El sosiego acantilado

non mea voluntas

Categoría: SAN GILBERTO

RECOMENDACIÓN LITERARIA A LOS NACIONALISTAS CATALANES

Perante Castelao e máis Rosalía fun erguer por primeira ves a miña mau cós dedos aferrollados; hoxe por primeira ves fun ergue-la miña vos pra canta-lo poema que Pondal deixáralle ós galegos pra maldeci-los coa imposibilidade de ficar quedos ó ollar coma escarallan a súa patria. Viva Galiza Ceibe [sic]

Escrito en mi diario de 1999, en la página correspondiente al 23 de julio; aunque muy probablemente escrito el día 24.

Tenía 21 años, era estudiante de Filosofía en la Universidad Complutense y acudía por primera vez a Santiago de Compostela para participar en los actos del 25 de Xullo, el Día de la Patria Gallega. Pocas semanas antes me había convertido oficialmente en militante del Bloque Nacionalista Galego.

Nada más fácil para mí, por lo tanto, que ejercer la comprensión imaginativa del nacionalista catalán medio. Sólo tengo que recordar.

Y recuerdo entrar en el Panteón de Galegos Ilustres con el corazón encogido. Algunos compañeros de Galiza Nova (las juventudes del BNG) llevaban flores para adornar las tumbas de Rosalía de Castro y Castelao. Y allí parados, creo que acompañados por el sonido de una gaita, levantamos el puño para cantar el himno gallego, que resonó en las secularizadas paredes de piedra de Santo Domingo de Bonaval. El efecto en mi alma fue apoteósico.

Por primera vez sintió que la vida tenía sabor y sentido, un gran sentido…

Mi bucle melancólico duró unos cinco años.

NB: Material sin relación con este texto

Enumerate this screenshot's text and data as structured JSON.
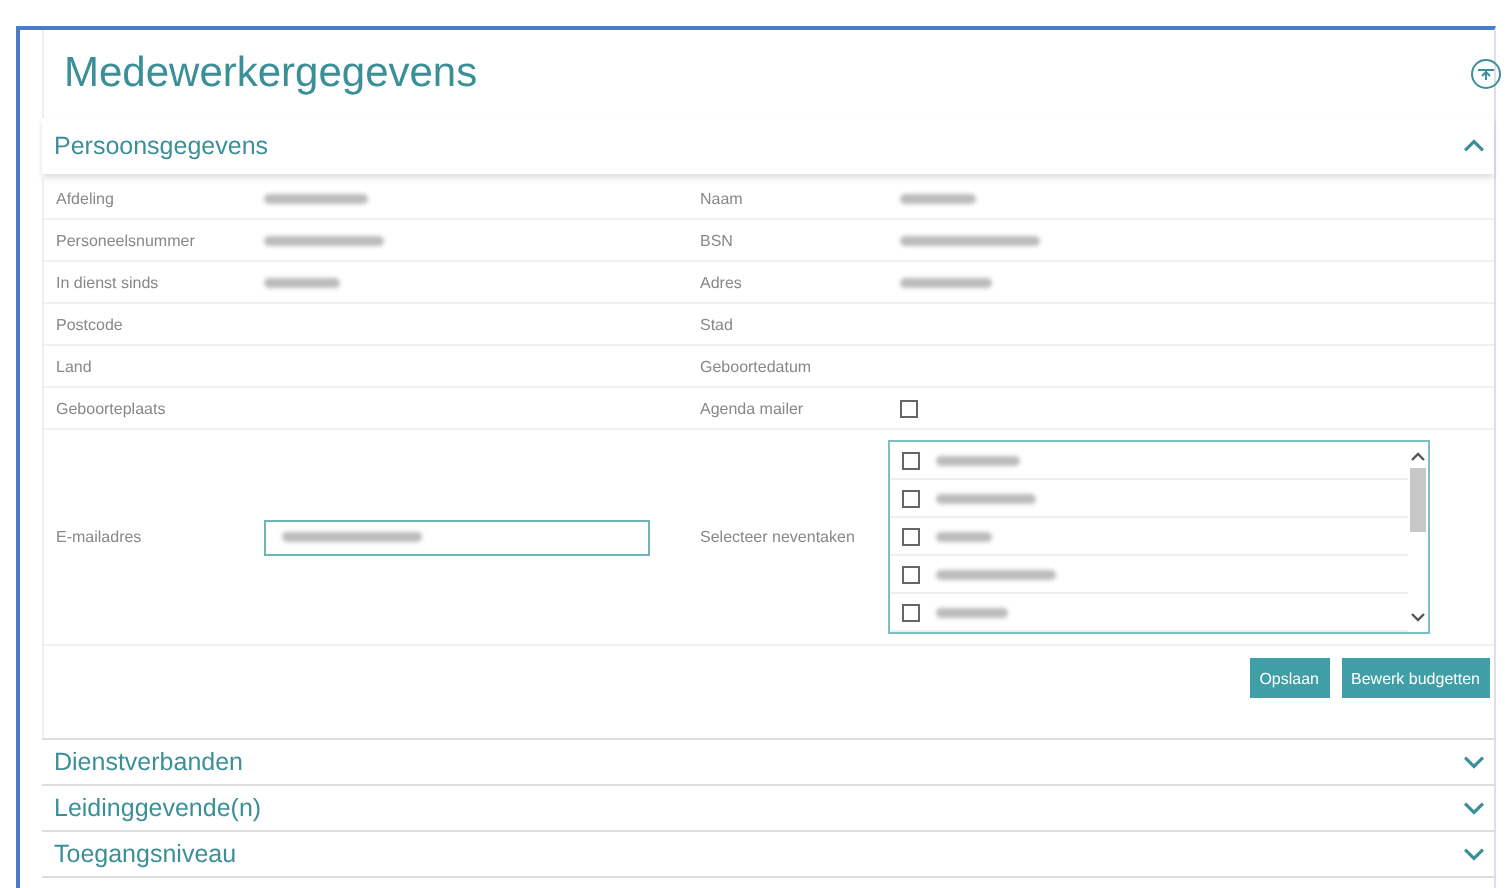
{
  "page": {
    "title": "Medewerkergegevens"
  },
  "sections": [
    {
      "title": "Persoonsgegevens",
      "expanded": true,
      "rows": [
        {
          "cells": [
            {
              "kind": "text",
              "label": "Afdeling",
              "value_blurred": true
            },
            {
              "kind": "text",
              "label": "Naam",
              "value_blurred": true
            }
          ]
        },
        {
          "cells": [
            {
              "kind": "text",
              "label": "Personeelsnummer",
              "value_blurred": true
            },
            {
              "kind": "text",
              "label": "BSN",
              "value_blurred": true
            }
          ]
        },
        {
          "cells": [
            {
              "kind": "text",
              "label": "In dienst sinds",
              "value_blurred": true
            },
            {
              "kind": "text",
              "label": "Adres",
              "value_blurred": true
            }
          ]
        },
        {
          "cells": [
            {
              "kind": "text",
              "label": "Postcode",
              "value_blurred": false
            },
            {
              "kind": "text",
              "label": "Stad",
              "value_blurred": false
            }
          ]
        },
        {
          "cells": [
            {
              "kind": "text",
              "label": "Land",
              "value_blurred": false
            },
            {
              "kind": "text",
              "label": "Geboortedatum",
              "value_blurred": false
            }
          ]
        },
        {
          "cells": [
            {
              "kind": "text",
              "label": "Geboorteplaats",
              "value_blurred": false
            },
            {
              "kind": "checkbox",
              "label": "Agenda mailer",
              "checked": false
            }
          ]
        },
        {
          "cells": [
            {
              "kind": "input",
              "label": "E-mailadres",
              "value_blurred": true
            },
            {
              "kind": "checklist",
              "label": "Selecteer neventaken",
              "items": [
                {
                  "checked": false,
                  "blurred": true
                },
                {
                  "checked": false,
                  "blurred": true
                },
                {
                  "checked": false,
                  "blurred": true
                },
                {
                  "checked": false,
                  "blurred": true
                },
                {
                  "checked": false,
                  "blurred": true
                }
              ]
            }
          ]
        }
      ],
      "buttons": [
        "Opslaan",
        "Bewerk budgetten"
      ]
    },
    {
      "title": "Dienstverbanden",
      "expanded": false
    },
    {
      "title": "Leidinggevende(n)",
      "expanded": false
    },
    {
      "title": "Toegangsniveau",
      "expanded": false
    }
  ]
}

Para la posterior racionalización de mis sentimientos identitarios resultó crucial la aportación de Santiago Gerchunoff, que me dio a leer un día, en la librería Muga, un pequeño librito de un autor desconocido hasta entonces para mí: un tal Joseph Roth.

Santiago me lo recomendó advirtiéndome antes que igual el contenido me chirriaba, porque era un libro profundamente enfrentado a la idea de nacionalismo. De cualquier nacionalismo.

El libro era El busto del emperador, que se convirtió, junto al propio Roth, en uno de los pilares de mi actual forma de entender la vida. Así que esta entrada es también una forma de dar las gracias públicamente a Santiago, que sigue siendo la persona que más y mejores libros me ha recomendado en el tiempo que llevo dando tumbos por el mundo.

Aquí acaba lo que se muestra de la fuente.